En su mejor momento peleó con un Gatica en decadencia en la cancha de Boca. El encuentro no tuvo la convocatoria esperada. Enojado, Gatica no entendió que se trataba de un simulacro de pelea y le pegó de verdad. Dicen que Karadagian intentó detenerlo pero el Mono seguía pegando de veras. Hasta que el armenio le hizo una palanca que lo dejó rengo de por vida. Hay quienes dicen que ese encuentro fue ideado para aprovechar la fama de un Gatica que estaba de vuelta de todo y recaudar. Otros dicen que quiso darle una mano para que juntara unos pesos. Nada impidió que el Mono muriera sin un peso en el bolsillo.

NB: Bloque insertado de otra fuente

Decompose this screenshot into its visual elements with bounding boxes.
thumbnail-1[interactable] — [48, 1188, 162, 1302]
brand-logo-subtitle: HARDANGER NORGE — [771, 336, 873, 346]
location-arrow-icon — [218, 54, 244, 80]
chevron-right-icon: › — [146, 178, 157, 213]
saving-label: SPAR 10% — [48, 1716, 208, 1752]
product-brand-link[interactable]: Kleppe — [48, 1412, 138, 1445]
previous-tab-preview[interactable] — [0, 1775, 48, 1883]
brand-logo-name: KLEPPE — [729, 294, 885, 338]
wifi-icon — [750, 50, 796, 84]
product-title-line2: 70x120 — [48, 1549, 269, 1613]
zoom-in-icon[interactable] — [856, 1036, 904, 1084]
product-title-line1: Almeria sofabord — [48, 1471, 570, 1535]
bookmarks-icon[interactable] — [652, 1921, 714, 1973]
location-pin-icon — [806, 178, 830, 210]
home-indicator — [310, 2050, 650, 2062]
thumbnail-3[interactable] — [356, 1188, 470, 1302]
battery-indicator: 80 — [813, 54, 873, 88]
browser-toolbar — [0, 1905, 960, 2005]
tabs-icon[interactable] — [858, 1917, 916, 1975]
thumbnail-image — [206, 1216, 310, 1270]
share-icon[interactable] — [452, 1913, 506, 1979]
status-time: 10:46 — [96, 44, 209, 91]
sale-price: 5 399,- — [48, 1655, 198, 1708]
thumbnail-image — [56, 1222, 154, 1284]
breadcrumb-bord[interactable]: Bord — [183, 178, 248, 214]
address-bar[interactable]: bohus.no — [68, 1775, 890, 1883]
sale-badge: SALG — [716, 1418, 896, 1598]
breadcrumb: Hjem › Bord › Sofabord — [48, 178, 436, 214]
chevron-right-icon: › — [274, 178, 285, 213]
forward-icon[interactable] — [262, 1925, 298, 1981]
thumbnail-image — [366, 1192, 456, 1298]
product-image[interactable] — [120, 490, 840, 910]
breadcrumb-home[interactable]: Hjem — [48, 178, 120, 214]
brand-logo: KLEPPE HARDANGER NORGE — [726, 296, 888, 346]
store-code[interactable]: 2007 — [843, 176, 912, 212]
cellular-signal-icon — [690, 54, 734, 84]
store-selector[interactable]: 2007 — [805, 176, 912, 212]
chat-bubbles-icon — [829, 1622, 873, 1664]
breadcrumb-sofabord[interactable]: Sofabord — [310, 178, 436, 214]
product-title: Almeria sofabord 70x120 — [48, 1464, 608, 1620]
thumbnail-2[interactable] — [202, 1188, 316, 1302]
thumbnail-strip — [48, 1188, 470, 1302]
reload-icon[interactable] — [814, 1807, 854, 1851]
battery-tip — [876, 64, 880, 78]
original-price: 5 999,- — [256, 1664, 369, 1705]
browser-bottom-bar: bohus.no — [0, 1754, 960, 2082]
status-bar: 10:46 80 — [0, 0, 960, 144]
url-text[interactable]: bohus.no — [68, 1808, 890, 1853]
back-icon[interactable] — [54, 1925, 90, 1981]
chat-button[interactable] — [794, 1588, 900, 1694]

El tiempo arrasó con su figura. Titanes en el ring había sufrido el desgaste. Y también el físico de Karadagian, acostumbrado a los golpes desde pequeño. Sin la agilidad de la juventud, sus movimientos se volvieron lentos. Sin embargo, pudo pelear ante 15 mil personas en el Luna Park. Nunca se había cuidado en las comidas y recién en 1981 dejó de fumar dos atados diarios. En los años 80 soportaba problemas cardíacos y una diabetes que lo llevaría a la amputación de la pierna derecha.
Este viernes se cumplen 30 años de su muerte, ocurrida en la madrugada del 27 agosto de 1991, tras ser internado el día antes en la terapia intensiva del Sanatorio Agote. “Extraño más a Titanes que a mi pierna”, le dijo a su biógrafo en sus últimos días.